Il termine composto più impiegato, e che costituisce in questo periodo l’esatto incrocio tra la medicina e la politica, è distanziamento sociale, in Italia riportato pari pari dal mondo anglosassone che ha coniato social distancing per non confonderlo con social distance. Distanza sociale, infatti, è espressione legata alla sociologia e che fotografa una certa organizzazione classista. Poi, però, sia gli anglosassoni che l’OMS hanno cambiato il tiro, scegliendo distanziamento fisico.

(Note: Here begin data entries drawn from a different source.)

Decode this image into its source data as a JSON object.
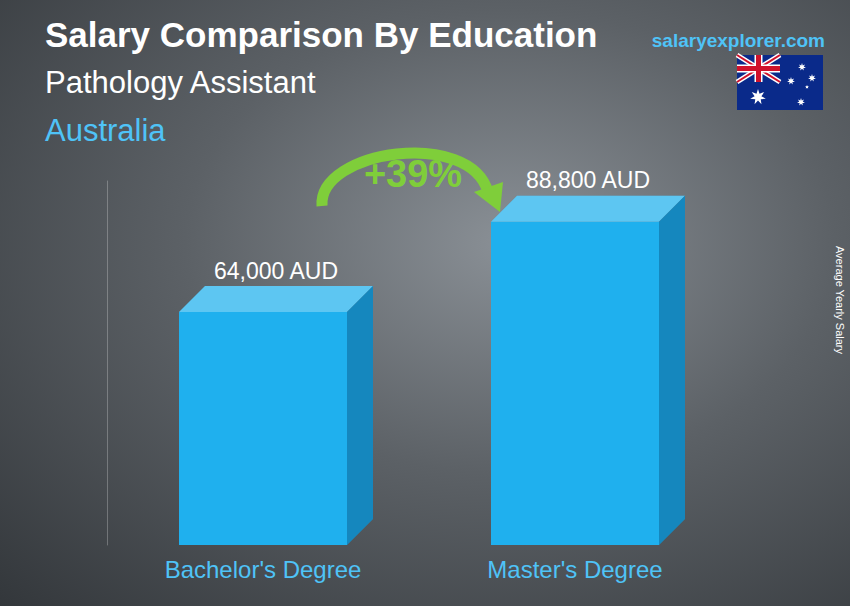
{
  "chart_data": {
    "type": "bar",
    "title": "Salary Comparison By Education",
    "subtitle": "Pathology Assistant",
    "region": "Australia",
    "source": "salaryexplorer.com",
    "ylabel": "Average Yearly Salary",
    "categories": [
      "Bachelor's Degree",
      "Master's Degree"
    ],
    "values": [
      64000,
      88800
    ],
    "value_labels": [
      "64,000 AUD",
      "88,800 AUD"
    ],
    "data_labels": true,
    "annotation": "+39%",
    "color": "#1fb0ee",
    "ylim": [
      0,
      100000
    ],
    "tick_labels": "x",
    "grid": false
  }
}
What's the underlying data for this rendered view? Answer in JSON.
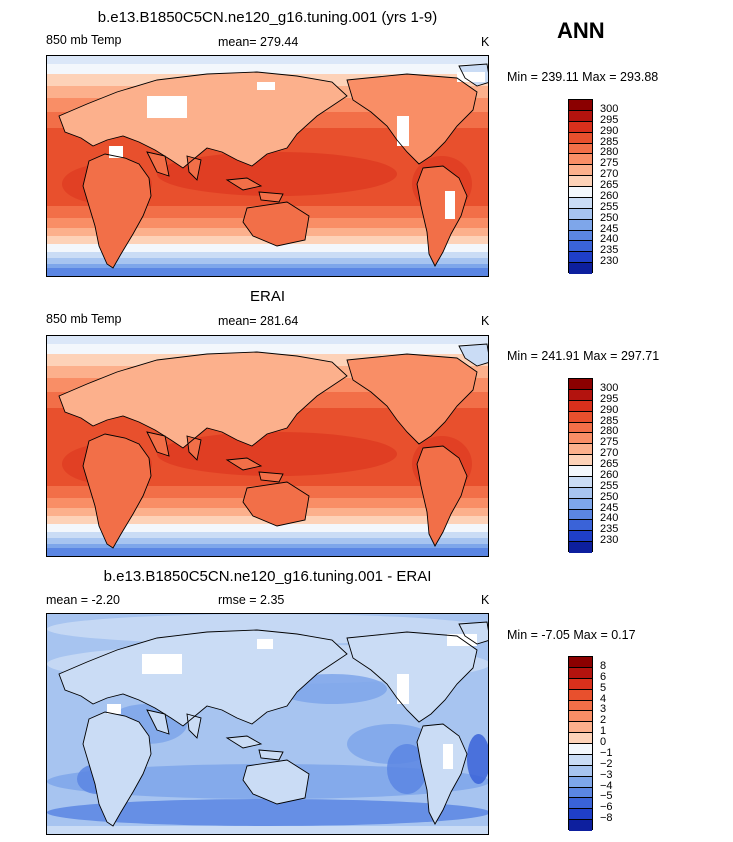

Distanziamento sociale è un capolavoro di imprecisione. Sembra indicare che per difendersi dall’epidemia si debbano prendere le distanze dal prossimo, evitare la cooperazione. Distanziamento fisico, parrebbe quindi un correttivo adeguato: interagite, non interrompete le dinamiche sociali ma fatelo tenendo la debita distanza.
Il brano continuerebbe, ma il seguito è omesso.